Pop music is baffling sometimes. It can be unoriginal, uninspiring, and frankly, boring at times. Happily, Laura Welsh’s debut LP Soft Control is a wonderful reminder of how remarkable and striking the pop genre can be. Welsh has come a long way since her days as ‘Laura and the Tears’, and Soft Control is a testament to her progress.
Marrying the genres of electronic-R&B and pop perfectly, Welsh’s power-ballad vocals subtly outshine the backing tracks of songs like ‘Ghosts’ and ‘God Keeps’, without drowning them out completely. The melodies are cutely intertwined with the piano and orchestral rhythms, as the inputs of synthesisers and electronic percussion are balanced brilliantly. On first impressions, Soft Control is remarkably reminiscent of a cross between a watered down Bipolar Sunshine and London Grammar: built around all of the key electronic tricks of the trade, like the clippy-cloppy percussion and dark synthesisers on ‘Still Life’, are flagged up and measured out subtly. Her music is elegant, deep, and a evocative of her early work with producer and musician Dev Hynes.

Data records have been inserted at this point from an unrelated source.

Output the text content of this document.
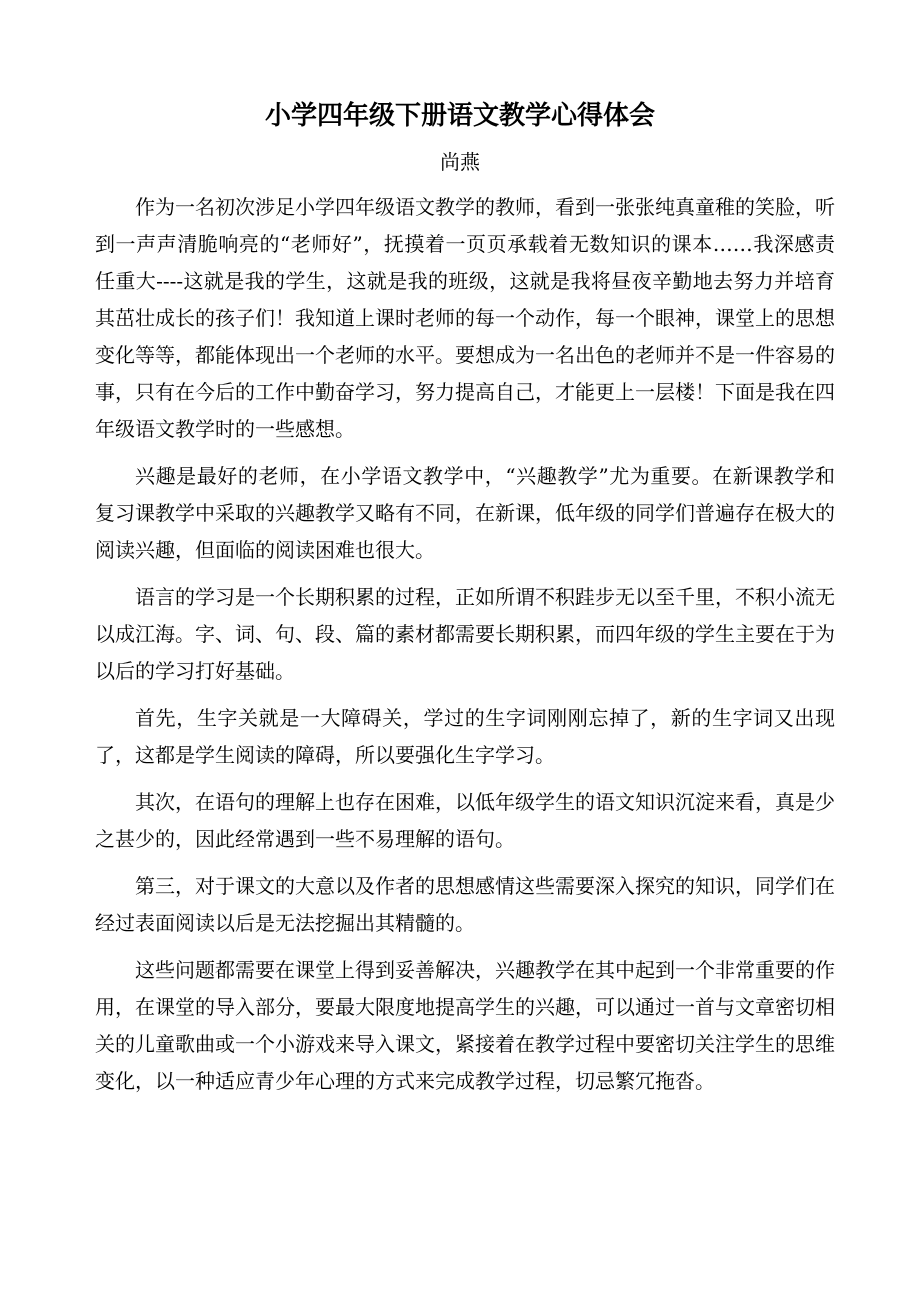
小学四年级下册语文教学心得体会
尚燕

作为一名初次涉足小学四年级语文教学的教师，看到一张张纯真童稚的笑脸，听到一声声清脆响亮的“老师好”，抚摸着一页页承载着无数知识的课本……我深感责任重大----这就是我的学生，这就是我的班级，这就是我将昼夜辛勤地去努力并培育其茁壮成长的孩子们！我知道上课时老师的每一个动作，每一个眼神，课堂上的思想变化等等，都能体现出一个老师的水平。要想成为一名出色的老师并不是一件容易的事，只有在今后的工作中勤奋学习，努力提高自己，才能更上一层楼！下面是我在四年级语文教学时的一些感想。

兴趣是最好的老师，在小学语文教学中，“兴趣教学”尤为重要。在新课教学和复习课教学中采取的兴趣教学又略有不同，在新课，低年级的同学们普遍存在极大的阅读兴趣，但面临的阅读困难也很大。

语言的学习是一个长期积累的过程，正如所谓不积跬步无以至千里，不积小流无以成江海。字、词、句、段、篇的素材都需要长期积累，而四年级的学生主要在于为以后的学习打好基础。

首先，生字关就是一大障碍关，学过的生字词刚刚忘掉了，新的生字词又出现了，这都是学生阅读的障碍，所以要强化生字学习。

其次，在语句的理解上也存在困难，以低年级学生的语文知识沉淀来看，真是少之甚少的，因此经常遇到一些不易理解的语句。

第三，对于课文的大意以及作者的思想感情这些需要深入探究的知识，同学们在经过表面阅读以后是无法挖掘出其精髓的。

这些问题都需要在课堂上得到妥善解决，兴趣教学在其中起到一个非常重要的作用，在课堂的导入部分，要最大限度地提高学生的兴趣，可以通过一首与文章密切相关的儿童歌曲或一个小游戏来导入课文，紧接着在教学过程中要密切关注学生的思维变化，以一种适应青少年心理的方式来完成教学过程，切忌繁冗拖沓。
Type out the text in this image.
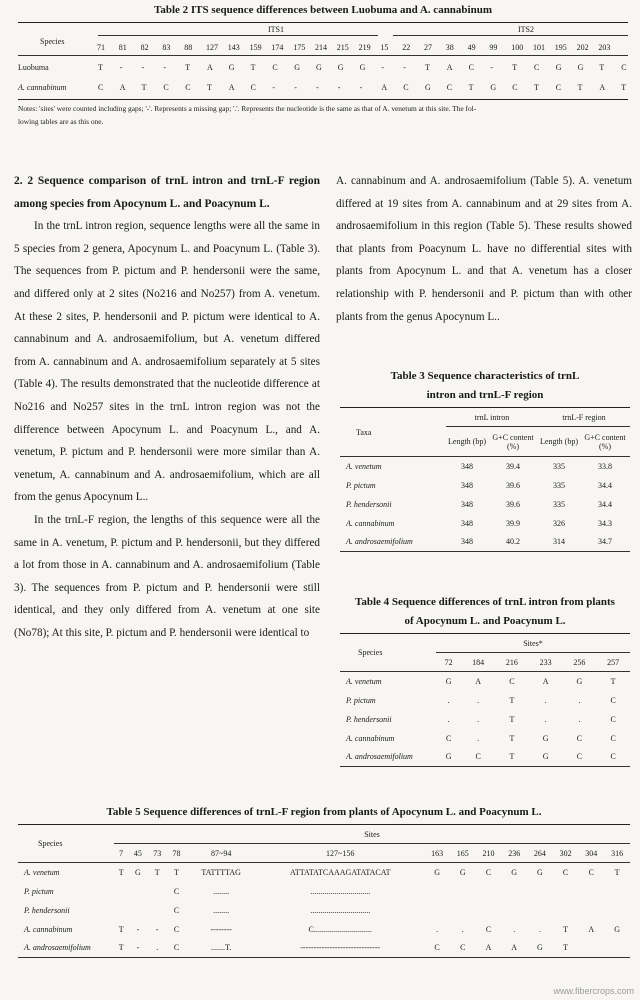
Table 2 ITS sequence differences between Luobuma and A. cannabinum
Species
ITS1	ITS2
71 81 82 83 88 127 143 159 174 175 214 215 219 15 22 27 38 49 99 100 101 195 202 203
Luobuma	T - - - T A G T C G G G G - - T A C - T C G G T C
A. cannabinum	C A T C C T A C - - - - - A C G C T G C T C T A T
Notes: 'sites' were counted including gaps; '-'. Represents a missing gap; '.'. Represents the nucleotide is the same as that of A. venetum at this site. The fol-
lowing tables are as this one.
2. 2 Sequence comparison of trnL intron and trnL-F region among species from Apocynum L. and Poacynum L.
In the trnL intron region, sequence lengths were all the same in 5 species from 2 genera, Apocynum L. and Poacynum L. (Table 3). The sequences from P. pictum and P. hendersonii were the same, and differed only at 2 sites (No216 and No257) from A. venetum. At these 2 sites, P. hendersonii and P. pictum were identical to A. cannabinum and A. androsaemifolium, but A. venetum differed from A. cannabinum and A. androsaemifolium separately at 5 sites (Table 4). The results demonstrated that the nucleotide difference at No216 and No257 sites in the trnL intron region was not the difference between Apocynum L. and Poacynum L., and A. venetum, P. pictum and P. hendersonii were more similar than A. venetum, A. cannabinum and A. androsaemifolium, which are all from the genus Apocynum L..
In the trnL-F region, the lengths of this sequence were all the same in A. venetum, P. pictum and P. hendersonii, but they differed a lot from those in A. cannabinum and A. androsaemifolium (Table 3). The sequences from P. pictum and P. hendersonii were still identical, and they only differed from A. venetum at one site (No78); At this site, P. pictum and P. hendersonii were identical to
A. cannabinum and A. androsaemifolium (Table 5). A. venetum differed at 19 sites from A. cannabinum and at 29 sites from A. androsaemifolium in this region (Table 5). These results showed that plants from Poacynum L. have no differential sites with plants from Apocynum L. and that A. venetum has a closer relationship with P. hendersonii and P. pictum than with other plants from the genus Apocynum L..
Table 3 Sequence characteristics of trnL
intron and trnL-F region
Taxa	trnL intron		trnL-F region	
	Length (bp)	G+C content (%)	Length (bp)	G+C content (%)
A. venetum	348	39.4	335	33.8
P. pictum	348	39.6	335	34.4
P. hendersonii	348	39.6	335	34.4
A. cannabinum	348	39.9	326	34.3
A. androsaemifolium	348	40.2	314	34.7
Table 4 Sequence differences of trnL intron from plants
of Apocynum L. and Poacynum L.
Species	Sites*					
	72	184	216	233	256	257
A. venetum	G	A	C	A	G	T
P. pictum	.	.	T	.	.	C
P. hendersonii	.	.	T	.	.	C
A. cannabinum	C	.	T	G	C	C
A. androsaemifolium	G	C	T	G	C	C
Table 5 Sequence differences of trnL-F region from plants of Apocynum L. and Poacynum L.
Species	Sites													
	7	45	73	78	87~94	127~156	163	165	210	236	264	302	304	316
A. venetum	T	G	T	T	TATTTTAG	ATTATATCAAAGATATACAT	G	G	C	G	G	C	C	T
P. pictum				C	........	..............................								
P. hendersonii				C	........	..............................								
A. cannabinum	T	-	-	C	--------	C.............................	.	.	C	.	.	T	A	G
A. androsaemifolium	T	-	.	C	.......T.	------------------------------	C	C	A	A	G	T		
www.fibercrops.com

Welsh prefers her music to be labeled as ‘hypnotic electric soul-pop’. Point made, and point received. There is something stirringly spellbinding about Soft Control. ‘Breath Me In’, for instance, compromises slow beating muted guitar a long a stretch of droning synthesisers. The instrumentation merely keeps the rhythms interesting, and allows Welsh’s voice to freely roam where it desires. As solo albums should be, the singer is given the reigns. Welsh is given control; room to show off her voice. “Baby just breathe me in”, she sings. Simple, yet deeply intimate and lustful. Lyrically, she’s mindful and poetic.
Slow clicking and sensually seductive, tracks like ‘Hollow Drum’ again accentuate Welsh’s voice as the main instrument of choice. It’s a calm pounding of finger clicking and straight cutting blues-pop. In essence, it’s pop music performed in an inventive, creative way. Each instrument is diluted, restrained and compressed to co-exist with Welsh’s ever-growing sound. However, Soft Control is neither under-produced, nor rushed. Instead, it is an exquisite slurp of cool, vintage electronic sounds waiting to be gobbled up. Smeared over a layer of minimalist, yet full sounding production, Soft Control is miles apart from a flat listen, and you’ll be licking your fingers for days after the first listen.
With all things considered, Soft Control has been whittled and polished into a strong product of hard work, raw vocal talent and personality. It’s a dramatic album, but it’s strangely intimate and hypnotic too. Welsh makes the bigger picture her own canvas to paint on, and her pallet is awash with colour and mystery.
Nothing baffling about Laura Welsh’s take on pop music, then. An inspiring, well-rounded record that locks the fingers of sassy electro soul with the cool structures of slow-jam pop music. A triumph in every sense of the word.